Ms. Sanger has had a long and varied career, including work as Production Editor for Harcourt Brace Jovanovich, Resort Manager for Apple Vacations in Mexico, elder caregiver, transcriptionist and translator, and Development Coordinator and Human Rights Program Coordinator for Asociación Tepeyac. Ms. Sanger currently serves as Assistant Executive Director for Fort Washington Houses Services for the Elderly.

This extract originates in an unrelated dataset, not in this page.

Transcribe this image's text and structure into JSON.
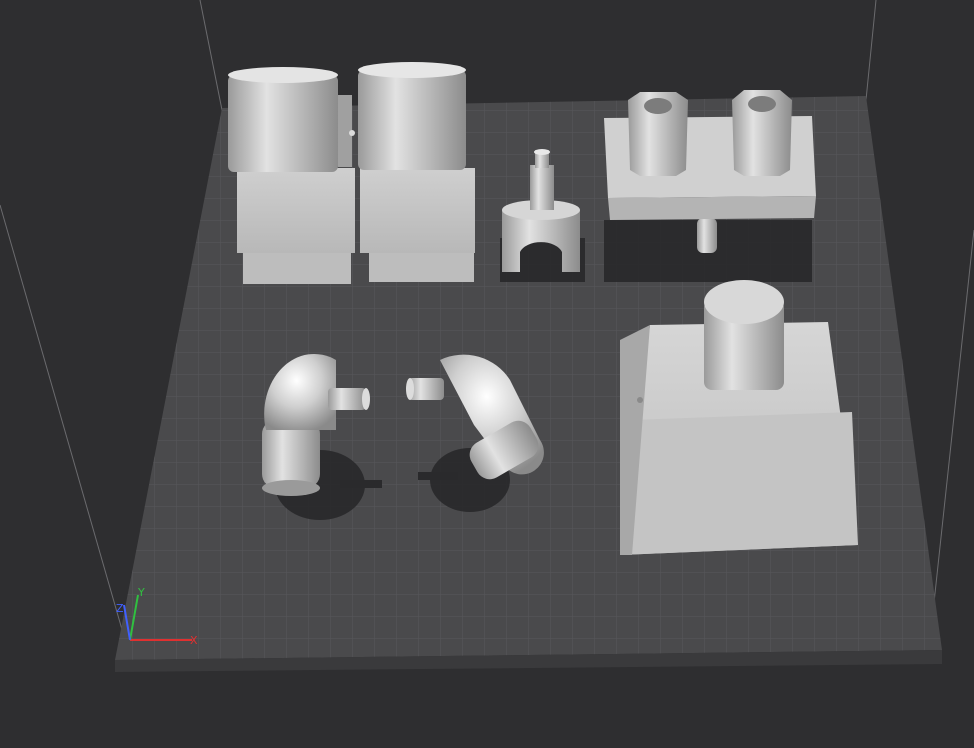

Ms. Sanger holds a BA in Spanish from State University of New York at Geneseo, with a minor in anthropology. She has a long history of community service, including work with marginalized youth at Milpas de Oaxaca, battered women's support at Casa de la Mujer Rosario Castellano, work in deaf education at CORAL Oazaca, work at Josefino Children's Shelter, Leadership Enterprise for a Diverse America, and the Women's Venture Fund. Ms. Sanger currently lives in Bronx, New York.

 

2007 Gift of Freedom Selection Panel
Susan Straight and Kim Ponders

 

Susan Straight, professor of creative writing at the University of California, Riverside, was a National Book Award finalist and won the Gold Medal for Fiction from the San Francisco-based Commonwealth Club for Highwire Moon. Straight's other critically acclaimed fiction includes a collection of short stories, Aquaboogie, for which she won the Milkweed National Fiction Prize, and the novels A Million Nightingales, I Been in Sorrow's Kitchen and Licked Out All the Pots, The Gettin' Place, and Blacker Than a Thousand Midnights. She has also written two children's books, Bear E. Bear and The Hallway Light at Night. She sets her novels in the fictional town of Rio Seco, California, a loose parallel to her hometown, Riverside. Straight has received the prestigious Lannan Foundation Award and a Guggenheim Fellowship. She is a writer for Salon, the online magazine, and her essays on motherhood appear in the best-selling collection Mothers Who Think. Straight is also the single mother of three girls.

 

Kim Ponders has published two novels, The Art of Uncontrolled Flight, a BookSense pick which the Los Angeles Times compared with the work of Joseph Heller and James Salter. Ponders' second novel, Blue Mile, was released by Harper Collins in May, 2007. Both novels deal with the experience of women in the military. Ponders' work has appeared in StoryQuarterly, Chattahoochee Review, and the Washington Post. Ponders has worked as a journalist and as a crew member on U.S. Air Force E-3 AWACS surveillance planes during and after the Gulf War. She later served in Korea and Germany. Ponders holds an M.S. in international relations from Troy State University in Geilenkirchen, Germany, and an MFA from the Warren Wilson Program for Writers. She currently lives in southern New Hampshire with her husband and two boys, where she is a major in the Air Force Reserves and works part-time as a speechwriter for the Pentagon. Ponders also writes about current events on Blogher.org.